From 2000 to 2013, the species composition in these Antarctic moss beds changed significantly. Moss species that can tolerate drier conditions expanded, while endemic moss, better adapted to frequent pulses of water from melted ice, declined. By 2008, half the mosses that had been green and healthy in 2003 suffered water stress, turning red or grey under drying conditions.
This drying is likely due to a combination of climate change and ozone thinning, making it windier and lowering temperatures around coastal East Antarctica in summer. This makes water less available during the growing season, and less water means less moss growth.
Historically, human activity associated with research stations has reduced local moss populations, but drying appears to be more widespread than just in the Casey region. Recovery has been limited, and in the summer of 2019-20, an Antarctic heatwave melted nearby snow banks and glaciers, causing flooding. Some grey mosses greened within a month. However, others that didn’t receive floodwater remained grey, stressed or dead.
- Rainfall changes
- Native species interactions
- Heatwave
- Storm
- Habitat change/loss
- Water extraction
- Other
What to do about it?
Our brains trust comprises 38 experts from 21 universities, the Commonwealth Scientific and Industrial Research Organization and the federal Department of Agriculture Water and Environment. Beyond quantifying and reporting more doom and gloom, we asked the question: what can be done?
We devised a simple but tractable scheme called the 3As:
- Awareness of what is important.
- Anticipation of what is coming down the line.
- Action to stop the pressures or deal with impacts.
In our paper, we identify positive actions to help protect or restore ecosystems. Many are already happening. In some cases, ecosystems might be better left to recover by themselves, such as coral after a cyclone.
In other cases, active human intervention will be required — for example, placing artificial nesting boxes for Carnaby’s black cockatoos in areas where old trees have been removed.
“Future-ready” actions are also vital. This includes reinstating cultural burning practices, which have multiple values and benefits for Aboriginal communities and can help minimize the risk and strength of bushfires.

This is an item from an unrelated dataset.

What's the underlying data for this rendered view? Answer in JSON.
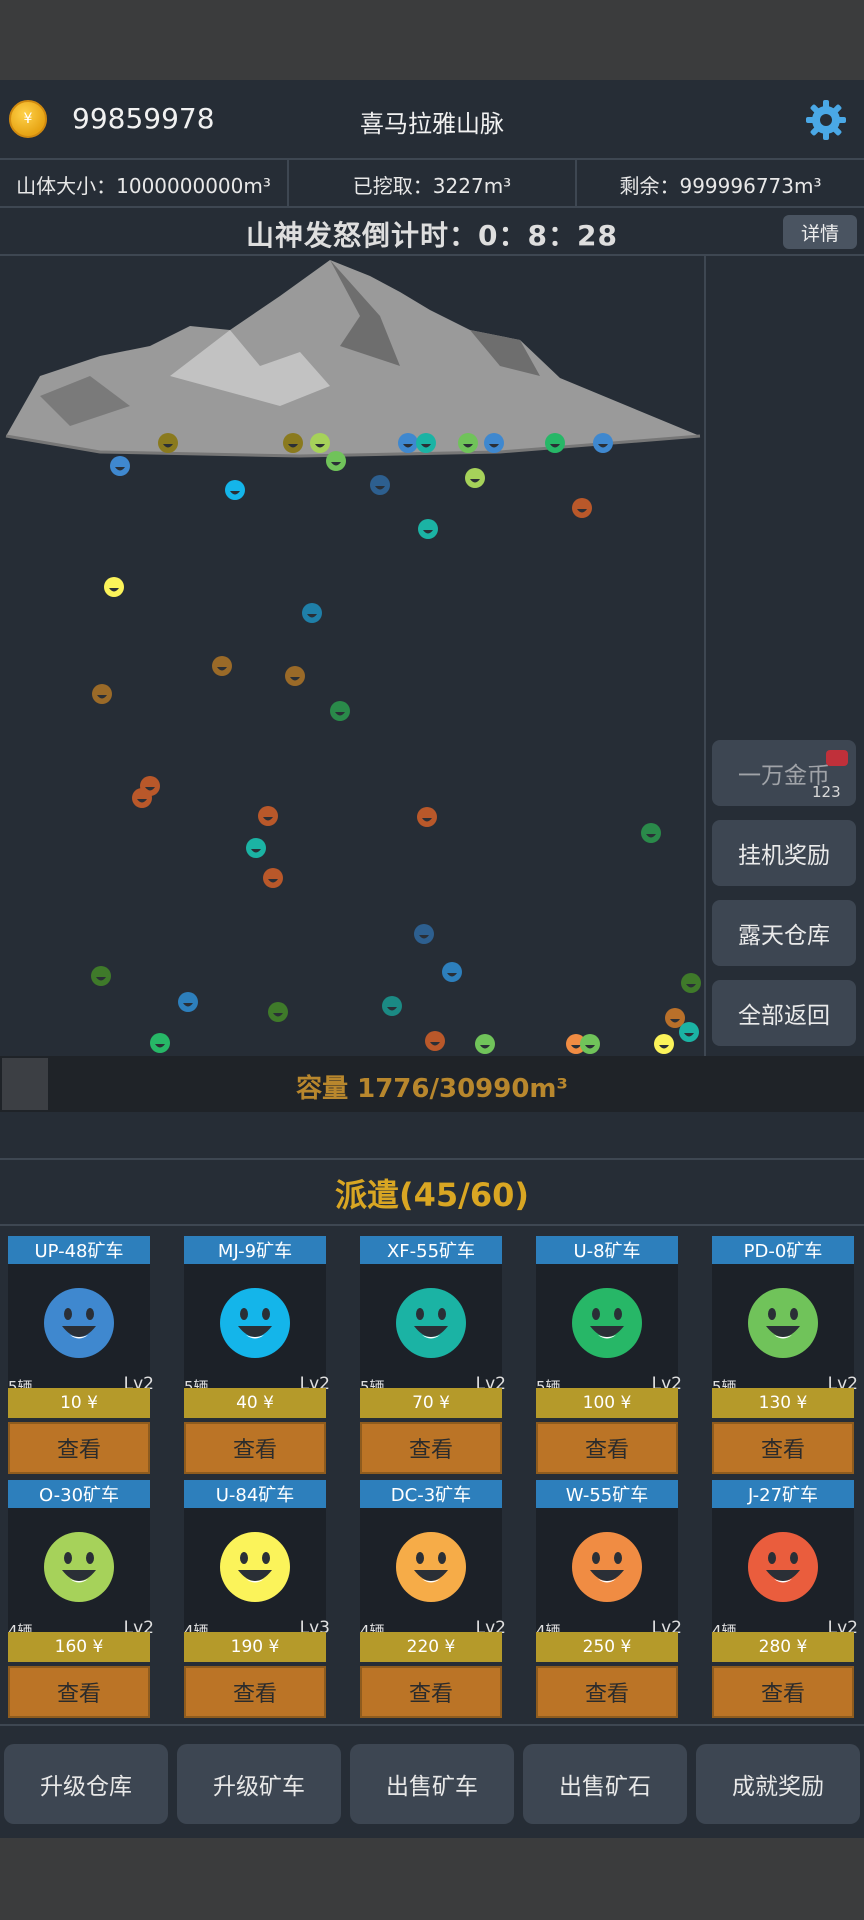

It might also include replanting banks along the Murray River with species better suited to warmer conditions.
Some actions may be small and localized, but have substantial positive benefits.

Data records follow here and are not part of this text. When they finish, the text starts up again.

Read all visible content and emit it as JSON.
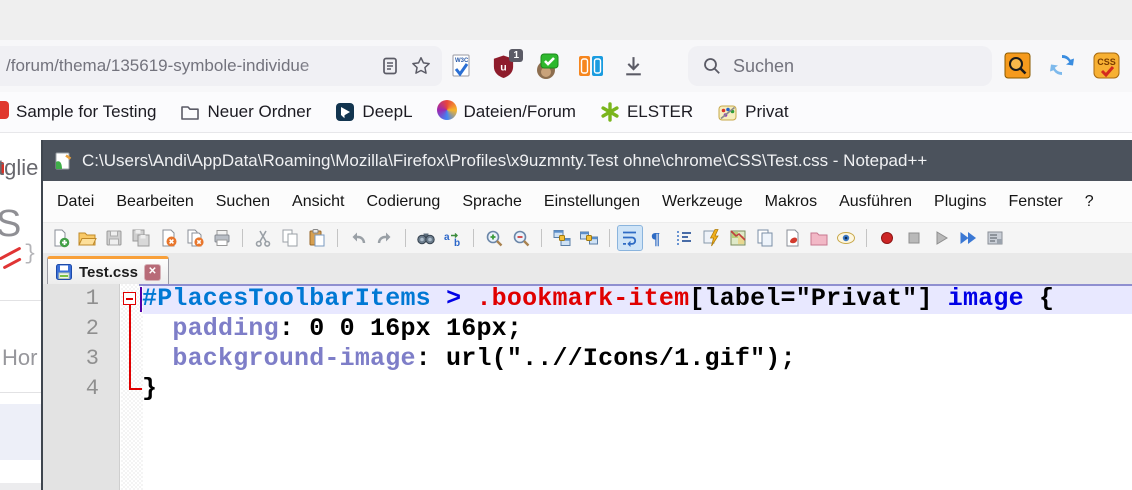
{
  "browser": {
    "url_text": "/forum/thema/135619-symbole-individue",
    "search_placeholder": "Suchen",
    "shield_badge": "1",
    "accent_colors": {
      "address_bg": "#f0f0f4",
      "bookmark_text": "#1c1b22"
    },
    "bookmarks": [
      {
        "label": "Sample for Testing",
        "icon": "red-sliver"
      },
      {
        "label": "Neuer Ordner",
        "icon": "folder-outline"
      },
      {
        "label": "DeepL",
        "icon": "deepl"
      },
      {
        "label": "Dateien/Forum",
        "icon": "forum-circle"
      },
      {
        "label": "ELSTER",
        "icon": "elster-asterisk"
      },
      {
        "label": "Privat",
        "icon": "palette"
      }
    ]
  },
  "page_fragments": {
    "f1": "tglie",
    "f2": "S",
    "f3": "}",
    "f4": "Hor"
  },
  "notepad": {
    "title": "C:\\Users\\Andi\\AppData\\Roaming\\Mozilla\\Firefox\\Profiles\\x9uzmnty.Test ohne\\chrome\\CSS\\Test.css - Notepad++",
    "menu": [
      "Datei",
      "Bearbeiten",
      "Suchen",
      "Ansicht",
      "Codierung",
      "Sprache",
      "Einstellungen",
      "Werkzeuge",
      "Makros",
      "Ausführen",
      "Plugins",
      "Fenster",
      "?"
    ],
    "toolbar": [
      "new-file",
      "open-folder",
      "save",
      "save-all",
      "close",
      "close-all",
      "print",
      "|",
      "cut",
      "copy",
      "paste",
      "|",
      "undo",
      "redo",
      "|",
      "find",
      "replace",
      "|",
      "zoom-in",
      "zoom-out",
      "|",
      "sync-vertical",
      "sync-horizontal",
      "|",
      "word-wrap",
      "show-all-chars",
      "indent-guide",
      "function-completion",
      "document-map",
      "doc-switcher",
      "run-external",
      "project-folder",
      "file-monitoring",
      "|",
      "record-macro",
      "stop-macro",
      "play-macro",
      "run-macro-multi",
      "save-macro"
    ],
    "toolbar_active": "word-wrap",
    "tab_label": "Test.css",
    "token_colors": {
      "id": "#0078d4",
      "tag": "#0000e6",
      "cls": "#e00000",
      "prop": "#7e7ec8",
      "def": "#000000"
    },
    "editor_colors": {
      "caret_line": "#e8e8ff",
      "fold_marker": "#e00000",
      "line_number": "#8f8f8f"
    },
    "code_lines": [
      {
        "num": "1",
        "tokens": [
          [
            "id",
            "#PlacesToolbarItems"
          ],
          [
            "def",
            " "
          ],
          [
            "tag",
            ">"
          ],
          [
            "def",
            " "
          ],
          [
            "cls",
            ".bookmark-item"
          ],
          [
            "def",
            "[label=\"Privat\"] "
          ],
          [
            "tag",
            "image"
          ],
          [
            "def",
            " {"
          ]
        ]
      },
      {
        "num": "2",
        "tokens": [
          [
            "def",
            "  "
          ],
          [
            "prop",
            "padding"
          ],
          [
            "def",
            ": 0 0 16px 16px;"
          ]
        ]
      },
      {
        "num": "3",
        "tokens": [
          [
            "def",
            "  "
          ],
          [
            "prop",
            "background-image"
          ],
          [
            "def",
            ": url(\"..//Icons/1.gif\");"
          ]
        ]
      },
      {
        "num": "4",
        "tokens": [
          [
            "def",
            "}"
          ]
        ]
      }
    ]
  }
}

For example, billions of migrating Bogong moths, the main summer food for critically endangered mountain pygmy possums, have not arrived in their typical numbers in Australian alpine regions in recent years. This was further exacerbated by the 2019-20 fires. Brilliantly, Zoos Victoria anticipated this pressure and developed supplementary food — Bogong bikkies.
Other more challenging, global or large-scale actions must address the root cause of environmental threats, such as human population growth and per-capita consumption of environmental resources.

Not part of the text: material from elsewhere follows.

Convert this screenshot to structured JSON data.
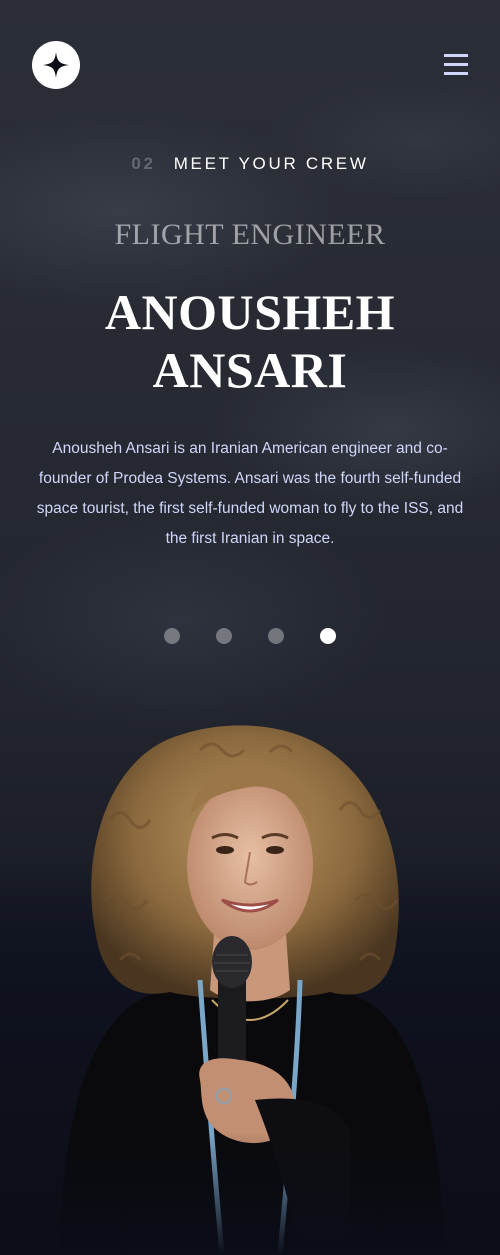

We must rapidly reduce greenhouse gas emissions to net-zero, remove or suppress invasive species such as feral cats and buffel grass, and stop widespread land clearing and other forms of habitat destruction.
Our lives depend on it
The multiple ecosystem collapses we have documented in Australia are a harbinger for environments globally.
The simplicity of the 3As is to show people can do something positive, either at the local level of a landcare group, or at the level of government departments and conservation agencies.
Our lives and those of our children, as well as our economies, societies and cultures, depend on it.
We simply cannot afford any further delay.